A decade ago, I achieved a huge life goal: I opened an independent, community-focused bookstore at age 31. Before starting my own business, I’d never had what most people in the U.S. would consider a typical, full-time job: clocking in for 40 hours/week at a company that hired me after I filled out an application and interviewed well. Since my early 20s, I’d worked a wide variety of jobs, but I hadn’t stumbled across any career paths that felt like a good fit for the long term.
The Avid Bookshop planning process felt different. The challenges I faced were invigorating, and I loved how much I was learning. When I recount my business’s origin story, I highlight the fact that I’ve always had a variety of interests and that Avid was the perfect way for me to explore all of them without having to commit to just one.
Now that I have an ADHD diagnosis, it seems obvious in hindsight that my brain chemistry has played a role in my career decisions since day one. My therapist told me early on that a significant percentage of entrepreneurs have ADHD. I’ve since read this in many books and articles about the disorder.
My brain craves novel challenges and tires easily of mundane, unexciting tasks. Like many of you reading this, I feel most fulfilled and accomplished at work when I’m using my creativity and quick thinking to solve problems. When my neurodivergent brain comes up with an answer to a longstanding issue, I feel confident and capable, thankful to be in a career where my ability to think outside the box is not only welcome but required for success. In these instances, I’m sure that I’m just the right person to be my business’s founder and owner.
However, I spend a lot of time feeling down on myself. I’m worried people are two steps away from discovering that I’m a lazy imposter playing the role of a well-respected business owner. For many years, I’ve wanted to roll my eyes self-deprecatingly when anyone tells me, “You did your best.”
Only I know I didn’t actually do my best. I worry that, if people were aware of my unmet potential, they would not be so quick to compliment me on my accolades. No one can see all the ideas I have that I don’t have the wherewithal or discipline to follow through on. On particularly tough days, I’m saddled with the anxiety that accompanies the hours I spend each day knowing what I should do but being totally unable to do it.
While there are several ADHD-related factors that bring stress to my work life, my #1 hurdle is my lifelong habit of procrastination.
Normally, I am reticent to acknowledge how much I procrastinate. Sure, I’ll mention it in a self-deprecating way now and again, but that mostly happens after I’ve finished an assignment just under the wire and can speak from a place of relief. It wasn’t until I was diagnosed with ADHD in spring 2021 that I learned that my procrastination is related to executive functioning issues in my neurodivergent brain.
Work, for me, is immensely fulfilling as well as continually stressful. During the years in which I prepared to open my own business, I felt sure that I would be more organized, happier, and less prone to procrastination once I was 100% working for myself. My hunch was that my procrastinating -- and the spikes and dips of stress that come along with it -- was related to the fact that my assignments and duties were from others (bosses, teachers, supervisors, etc.).
Surely I would stop delaying and putting off important tasks once I was my own boss. Right?
Wrong.
Along with many stellar co-workers past and present, I’ve been able to create systems, checks, and balances to make sure that important things don’t fall through the cracks. Before getting diagnosed with ADHD, I had spent significant time creating and implementing reminders and fail-safes that minimize the fallout from my tendency to procrastinate.
Overall, I’m proud of how I have taught myself to be more focused and organized at work. During smooth periods, my work stress is fairly low and my bad ADHD patterns -- including procrastination -- seem to be pretty calm. But, in tougher times (including this season), my ADHD symptoms get out of control.

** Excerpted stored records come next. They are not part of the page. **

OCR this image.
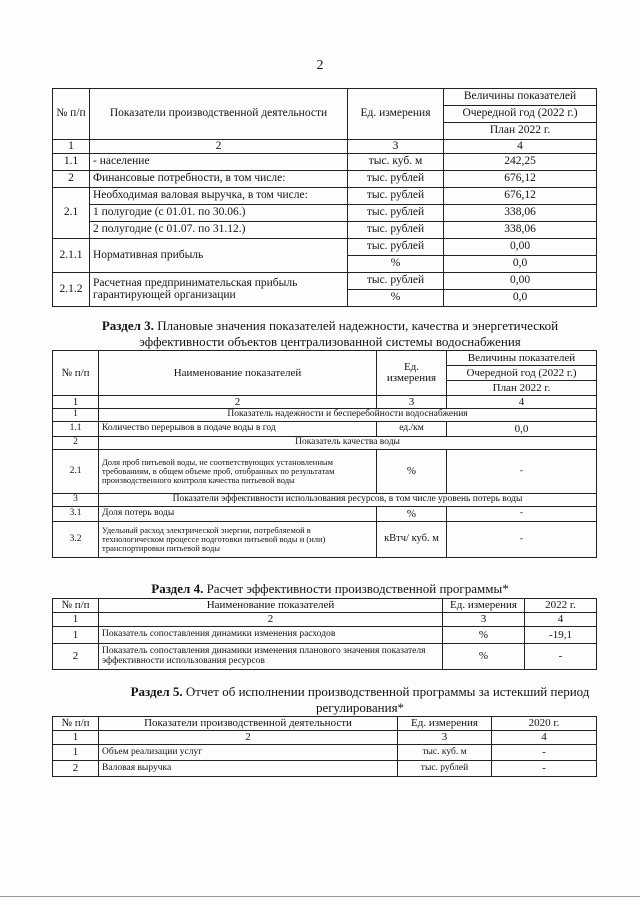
2
№ п/п	Показатели производственной деятельности	Ед. измерения	Величины показателей
			Очередной год (2022 г.)
			План 2022 г.
1	2	3	4
1.1	- население	тыс. куб. м	242,25
2	Финансовые потребности, в том числе:	тыс. рублей	676,12
2.1	Необходимая валовая выручка, в том числе:	тыс. рублей	676,12
	1 полугодие (с 01.01. по 30.06.)	тыс. рублей	338,06
	2 полугодие (с 01.07. по 31.12.)	тыс. рублей	338,06
2.1.1	Нормативная прибыль	тыс. рублей	0,00
		%	0,0
2.1.2	Расчетная предпринимательская прибыль гарантирующей организации	тыс. рублей	0,00
		%	0,0
Раздел 3. Плановые значения показателей надежности, качества и энергетической эффективности объектов централизованной системы водоснабжения
№ п/п	Наименование показателей	Ед. измерения	Величины показателей
			Очередной год (2022 г.)
			План 2022 г.
1	2	3	4
1	Показатель надежности и бесперебойности водоснабжения		
1.1	Количество перерывов в подаче воды в год	ед./км	0,0
2	Показатель качества воды		
2.1	Доля проб питьевой воды, не соответствующих установленным требованиям, в общем объеме проб, отобранных по результатам производственного контроля качества питьевой воды	%	-
3	Показатели эффективности использования ресурсов, в том числе уровень потерь воды		
3.1	Доля потерь воды	%	-
3.2	Удельный расход электрической энергии, потребляемой в технологическом процессе подготовки питьевой воды и (или) транспортировки питьевой воды	кВтч/ куб. м	-
Раздел 4. Расчет эффективности производственной программы*
№ п/п	Наименование показателей	Ед. измерения	2022 г.
1	2	3	4
1	Показатель сопоставления динамики изменения расходов	%	-19,1
2	Показатель сопоставления динамики изменения планового значения показателя эффективности использования ресурсов	%	-
Раздел 5. Отчет об исполнении производственной программы за истекший период регулирования*
№ п/п	Показатели производственной деятельности	Ед. измерения	2020 г.
1	2	3	4
1	Объем реализации услуг	тыс. куб. м	-
2	Валовая выручка	тыс. рублей	-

That leads to more anxiety, which feeds into my wish to avoid work and procrastinate, which in turn makes me more anxious overall.

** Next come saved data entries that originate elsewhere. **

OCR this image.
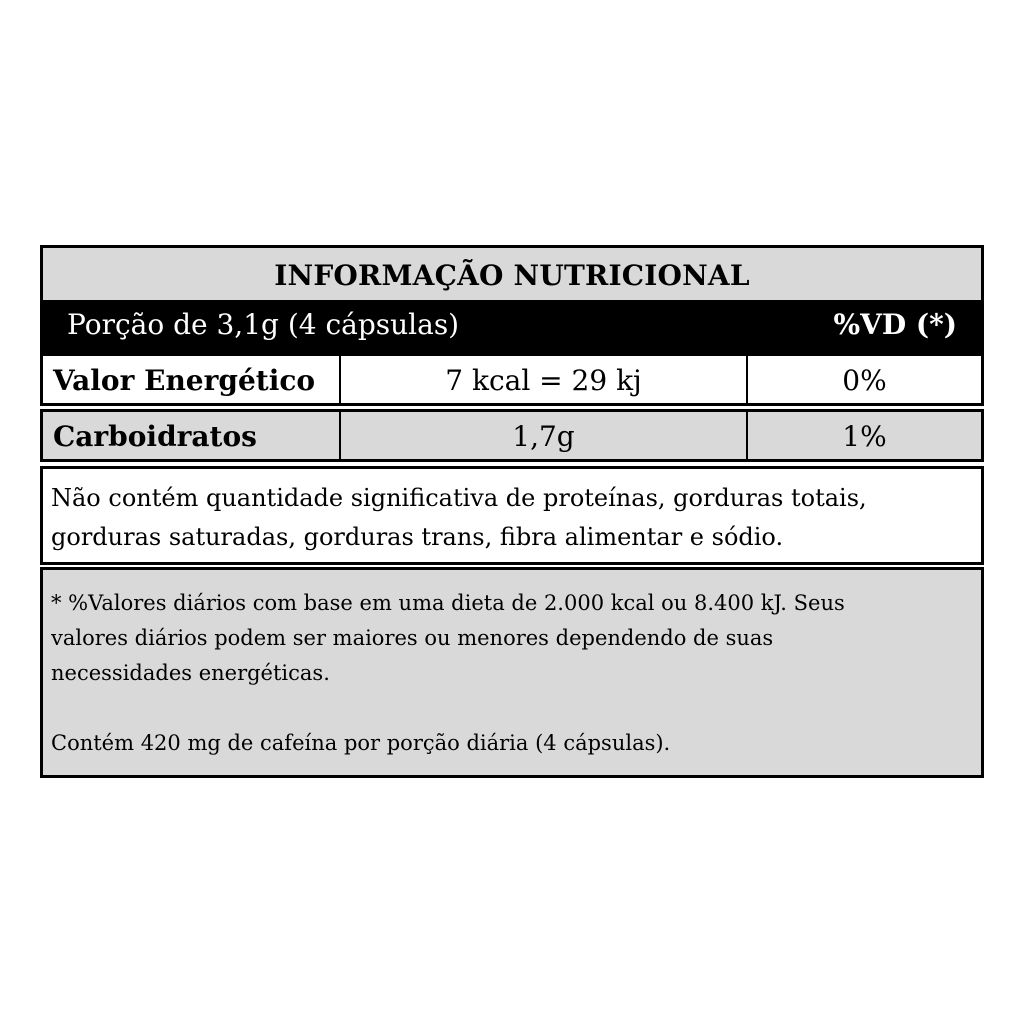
INFORMAÇÃO NUTRICIONAL
Porção de 3,1g (4 cápsulas)	%VD (*)
Valor Energético	7 kcal = 29 kj	0%
Carboidratos	1,7g	1%
Não contém quantidade significativa de proteínas, gorduras totais,
gorduras saturadas, gorduras trans, fibra alimentar e sódio.
* %Valores diários com base em uma dieta de 2.000 kcal ou 8.400 kJ. Seus
valores diários podem ser maiores ou menores dependendo de suas
necessidades energéticas.
Contém 420 mg de cafeína por porção diária (4 cápsulas).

During periods like this one, I try to remind myself that no feeling is forever. 2021-me has more insight and knowledge than any previous versions of myself, and that shows me how much one person can grow. I can opt to close my laptop at the end of the workday even if I haven’t tackled even half of my to-dos. I can treat myself with compassion and vow to carry today’s lessons into the future. I can choose to express my gratitude for this busy, ever-challenging career that is full of meaning and joy, even on the toughest ADHD days.